The OSCP (Offensive Security Certified Professional) is a penetration testing certification offered by OffSec (formerly Offensive Security). It is one of the most respected hands-on credentials in the industry because it is awarded only after a 24-hour practical exam in which the candidate must compromise multiple lab machines and produce a professional-quality report.
The course
Candidates prepare with the PEN-200 course (formerly PWK, “Penetration Testing with Kali Linux”). The material covers reconnaissance, vulnerability identification, exploitation, privilege escalation on Windows and Linux, Active Directory attacks, web application basics, client-side attacks, and report writing. The course includes access to a large practice lab containing dozens of vulnerable machines that mirror the difficulty of the real exam.
The exam
The exam is 24 hours hands-on, followed by another 24 hours to write and submit a professional penetration test report. The lab environment changes for each candidate but typically contains a standalone Active Directory set plus several independent machines worth different point values. A pass requires both meeting the score threshold and producing an acceptable report; technical success without a passing report still fails the exam.
Why it is respected
Unlike multiple-choice certifications, the OSCP cannot be brain-dumped or passed by memorising answers. The candidate must demonstrate the practical ability to compromise unfamiliar systems within a time limit while documenting their methodology cleanly. The phrase “Try Harder”, originally an OffSec course slogan, captures the iterative, problem-solving mindset the certification tests for.
How it fits in a career
The OSCP is widely recognised as a strong entry-level-to-mid-level signal for penetration testing roles.
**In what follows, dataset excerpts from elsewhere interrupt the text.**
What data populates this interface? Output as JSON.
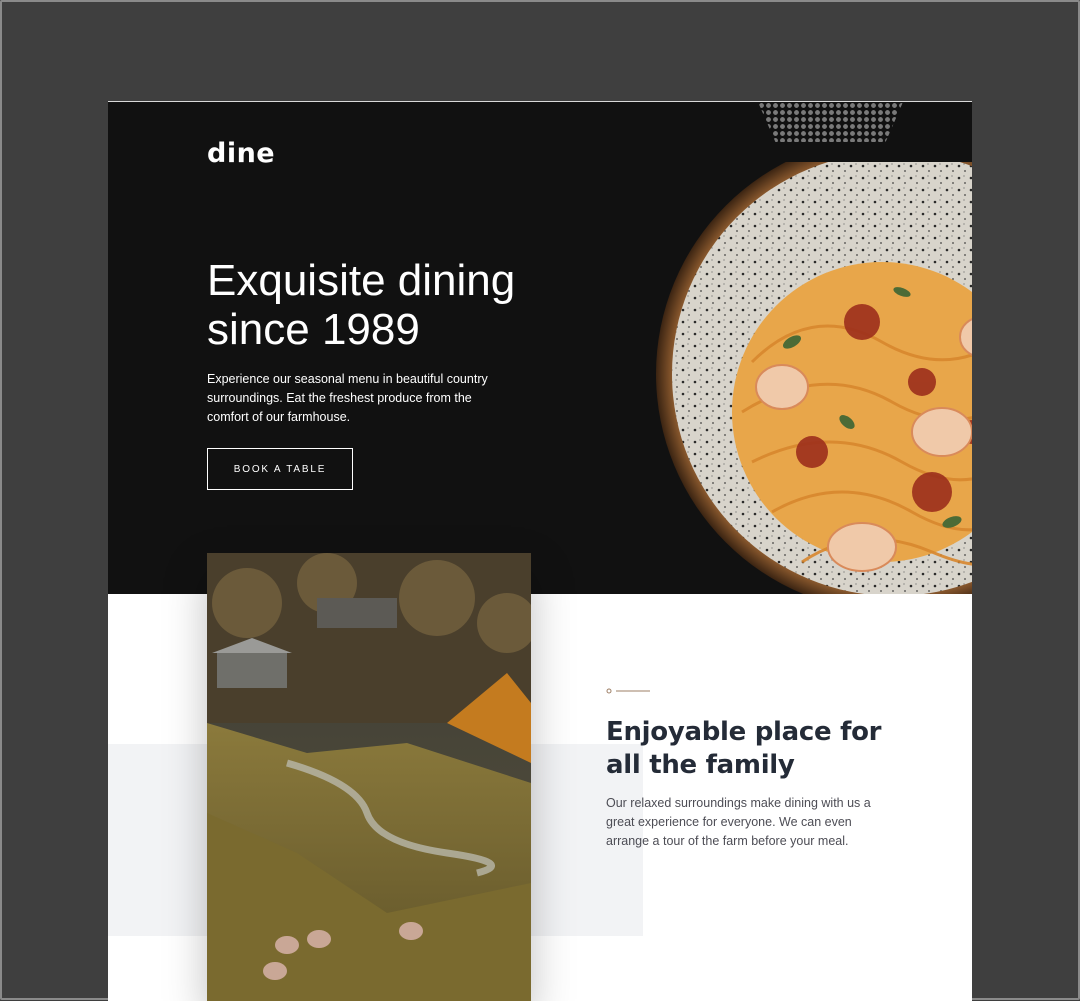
{
  "brand": {
    "logo": "dine"
  },
  "hero": {
    "title": "Exquisite dining since 1989",
    "description": "Experience our seasonal menu in beautiful country surroundings. Eat the freshest produce from the comfort of our farmhouse.",
    "cta_label": "BOOK A TABLE"
  },
  "feature": {
    "title": "Enjoyable place for all the family",
    "description": "Our relaxed surroundings make dining with us a great experience for everyone. We can even arrange a tour of the farm before your meal."
  },
  "colors": {
    "hero_bg": "#111111",
    "accent": "#9e7f66",
    "heading": "#242b37",
    "frame": "#3f3f3f"
  }
}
UK government and CREST-aligned organisations value it alongside CREST CRT and CCT, although CREST membership is the primary requirement for testing in regulated industries. Many testers pursue OSCP first and then add CREST credentials as their career progresses.
Beyond OSCP
OffSec offers further certifications including OSEP (advanced exploitation and bypass), OSWA (web app), OSED (exploit development), OSWE (advanced web), and OSCE3 (a multi-cert advanced track). Each is hands-on and exam-driven. Many working pen testers take one or two of these alongside or instead of OSCP, depending on their specialisation.